En zor işlerdendir; anılarının üzerine anı eklemek.
Şayet bir önceki anıyı daha hazmedememişsen, üzerine gelenle daha bir yürek burkulması taşır insan.
Acısı da tatlısı da yüklenirken üstüne, ağır geleni “acılısıdır” ancak.
Bir fotoğrafa bakmaya doymamışken, bir başka fotoğraf konuluyor önüne.
“ilahi takdir” diyerekten kabul ediyorsun, hiç itiraz etmeden.
Bir altta kalan fotoğrafa mı yansın insan, o fotoğrafın üstüne konulana mı?
Yanmadan olmuyor işte.
Fotoğrafın bıraktığı anılar,
seni bir yerden bir yere alıp götürürken,
savruk bir yapraktan farksızlaşır insan.
Dün böyleydi demeye fırsat verilmeden, bir başka anı konuyor belleğine.
Keşkelere tutsak kalmamak için etrafından dolaşıyorsun o anının.
Hani dokunsan; keşkelerinle boğulur olursun.
Sonra başlarsın yaşamın ve anılarının muhasebesine.
Hani ilk aklına gelen “kırdım mı” olur her zaman.
Çünkü yüreğini acıtacak tek şey o’ydu; “kırgınlık”.
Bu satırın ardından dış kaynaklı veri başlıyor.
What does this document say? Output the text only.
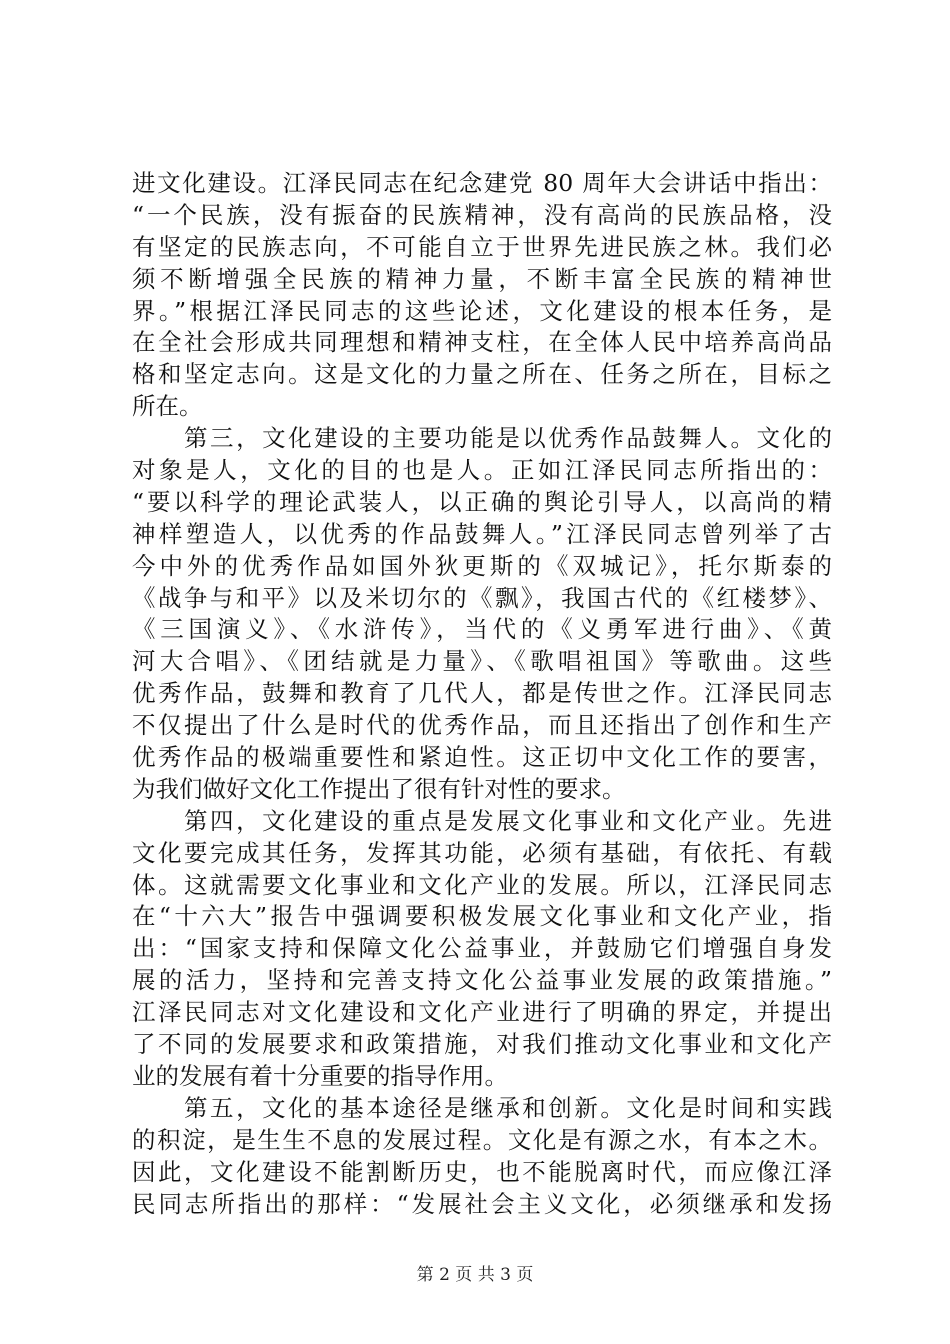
进文化建设。江泽民同志在纪念建党 80 周年大会讲话中指出：
“一个民族，没有振奋的民族精神，没有高尚的民族品格，没
有坚定的民族志向，不可能自立于世界先进民族之林。我们必
须不断增强全民族的精神力量，不断丰富全民族的精神世
界。”根据江泽民同志的这些论述，文化建设的根本任务，是
在全社会形成共同理想和精神支柱，在全体人民中培养高尚品
格和坚定志向。这是文化的力量之所在、任务之所在，目标之
所在。
　　第三，文化建设的主要功能是以优秀作品鼓舞人。文化的
对象是人，文化的目的也是人。正如江泽民同志所指出的：
“要以科学的理论武装人，以正确的舆论引导人，以高尚的精
神样塑造人，以优秀的作品鼓舞人。”江泽民同志曾列举了古
今中外的优秀作品如国外狄更斯的《双城记》，托尔斯泰的
《战争与和平》以及米切尔的《飘》，我国古代的《红楼梦》、
《三国演义》、《水浒传》，当代的《义勇军进行曲》、《黄
河大合唱》、《团结就是力量》、《歌唱祖国》等歌曲。这些
优秀作品，鼓舞和教育了几代人，都是传世之作。江泽民同志
不仅提出了什么是时代的优秀作品，而且还指出了创作和生产
优秀作品的极端重要性和紧迫性。这正切中文化工作的要害，
为我们做好文化工作提出了很有针对性的要求。
　　第四，文化建设的重点是发展文化事业和文化产业。先进
文化要完成其任务，发挥其功能，必须有基础，有依托、有载
体。这就需要文化事业和文化产业的发展。所以，江泽民同志
在“十六大”报告中强调要积极发展文化事业和文化产业，指
出：“国家支持和保障文化公益事业，并鼓励它们增强自身发
展的活力，坚持和完善支持文化公益事业发展的政策措施。”
江泽民同志对文化建设和文化产业进行了明确的界定，并提出
了不同的发展要求和政策措施，对我们推动文化事业和文化产
业的发展有着十分重要的指导作用。
　　第五，文化的基本途径是继承和创新。文化是时间和实践
的积淀，是生生不息的发展过程。文化是有源之水，有本之木。
因此，文化建设不能割断历史，也不能脱离时代，而应像江泽
民同志所指出的那样：“发展社会主义文化，必须继承和发扬
第 2 页 共 3 页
Bu sınavdan başarıyla geçersen, başlarsın helali hoş olsun onun için yaptıklarına.
Keşkelere bulaşmadan,
o ana kadar yaptıklarından huzur koymuşsan yüreğine,
emin olunsun ki,
hiç boşa gitmemiştir Tanrı nezdinde.
Gözündeki yaş; keşkelerden uzak olmuşsa,
artık onu göremeyecek olmanın bir damlasıdır yüreğinden kopan.
Özlem’in göz yaşına dönüştüğü,
anıların yüreğinle örtüştüğü,
sesinin kulaklarında büyüdüğü,
sonunda elinde bir sevgi kalır üstünün örtüldüğü.